Nach einer bisher über weite Strecken frustrierenden Saison, beginnt für die Basketballer des TTV Onlineprinters Neustadt nun die Zeit, in der sie das alles ganz schnell vergessen machen können. In der 1. Runde der Playdowns treffen sie am Samstag (17.30 Uhr) im ersten von maximal drei Spielen auswärts auf den MTSV Schwabing.
Der Modus in der Abstiegsrunde der 1. Regionalliga Südost ist zumindest in der 1. Runde simpel: Wer seinen Gegner zweimal besiegt, darf seine Saison beenden, der Klassenerhalt ist sicher. Wer in der best-of-three-Serie den Kürzeren zieht, muss weiterspielen und zusehen, dass er wenigstens die 2. Runde erfolgreich bestreitet.
In der Vorrunde hatte Schwabing ein wenig Pech. Das Team war auf Playoff-Kurs, verlor aber die letzten beiden Partien und musste mit sechs Siegen bei acht Niederlagen in die Abstiegsrunde. Nördlingen schaffte mit sieben Siegen hingegen den Sprung.
In der Zwischenrundengruppe 3 gelangen dem MTSV dann zwei Siege gegen Bamberg. Gegen Dresden II gab es zwei Niederlagen. Das bedeutete Rang 2 in der Gruppe und damit ein Aufeinandertreffen mit dem Drittplatzierten der Gruppe 4, dem TTV Neustadt.
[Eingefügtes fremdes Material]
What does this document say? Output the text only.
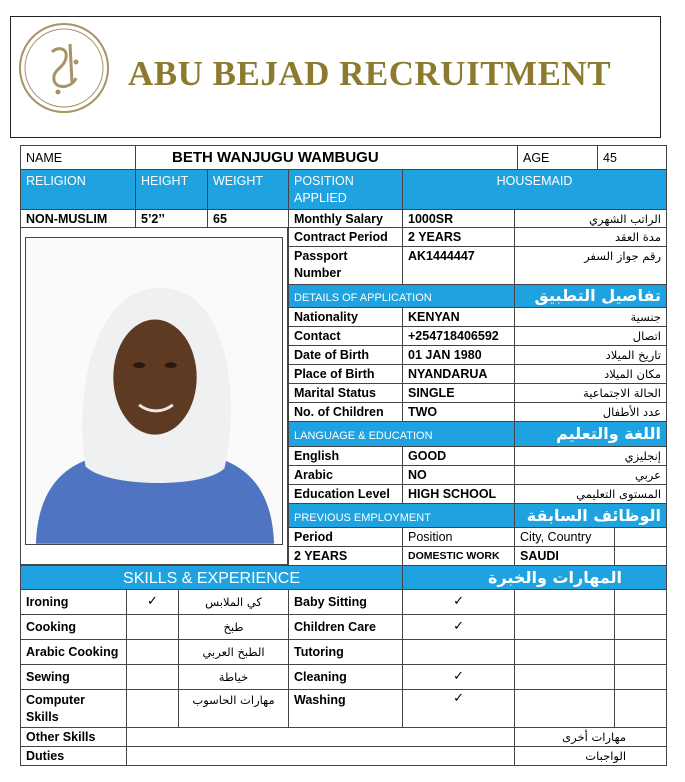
ABU BEJAD RECRUITMENT
NAME	BETH WANJUGU WAMBUGU	AGE	45
RELIGION	HEIGHT	WEIGHT	POSITION APPLIED	HOUSEMAID
NON-MUSLIM	5’2’’	65	Monthly Salary	1000SR	الراتب الشهري
Contract Period	2 YEARS	مدة العقد
Passport Number	AK1444447	رقم جواز السفر
DETAILS OF APPLICATION		تفاصيل التطبيق
Nationality	KENYAN	جنسية
Contact	+254718406592	اتصال
Date of Birth	01 JAN 1980	تاريخ الميلاد
Place of Birth	NYANDARUA	مكان الميلاد
Marital Status	SINGLE	الحالة الاجتماعية
No. of Children	TWO	عدد الأطفال
LANGUAGE & EDUCATION		اللغة والتعليم
English	GOOD	إنجليزي
Arabic	NO	عربي
Education Level	HIGH SCHOOL	المستوى التعليمي
PREVIOUS EMPLOYMENT		الوظائف السابقة	
Period	Position	City, Country	
2 YEARS	DOMESTIC WORK	SAUDI	
SKILLS & EXPERIENCE				المهارات والخبرة		
Ironing	✓	كي الملابس	Baby Sitting	✓		
Cooking		طبخ	Children Care	✓		
Arabic Cooking		الطبخ العربي	Tutoring			
Sewing		خياطة	Cleaning	✓		
Computer Skills		مهارات الحاسوب	Washing	✓		
Other Skills					مهارات أخرى	
Duties					الواجبات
Mit Siegen hatten die Onlineprinters bisher so ihre Probleme, weshalb der Playdown-Modus ihnen echt entgegenkommt. Die Vorrunde beendete das Team um die Trainer Claus Winkelspecht und Holger Wägner nach 14 Niederlagen ohne einen Punkt als Tabellenletzter der Südgruppe. In der Zwischenrundengruppe 4 gelangen den Aischgründern dann endlich zwei Siege, es folgten aber zwei vermeidbare und deshalb frustrierende Niederlagen.
So kommt es dann auch, dass Schwabing mit dem Selbstvertrauen aus zwei Vorrundensiegen über Neustadt in die Playdown-Serie starten kann. 63:74 und 74:82 lauteten die Ergebnisse, beide Male war der TTV zwar über 40 Minuten gesehen schlechter, über vielleicht rund 30 aber mindestens ebenbürtig.
Das macht Claus Winkelspecht ein bisschen Mut für die Alles-oder-Nichts-Spiele: „Wir haben gut trainiert, wir wissen, wie wir gegen sie spielen müssen. Ich hoffe, dass wir das abrufen können. Aber ich bin zuversichtlich.”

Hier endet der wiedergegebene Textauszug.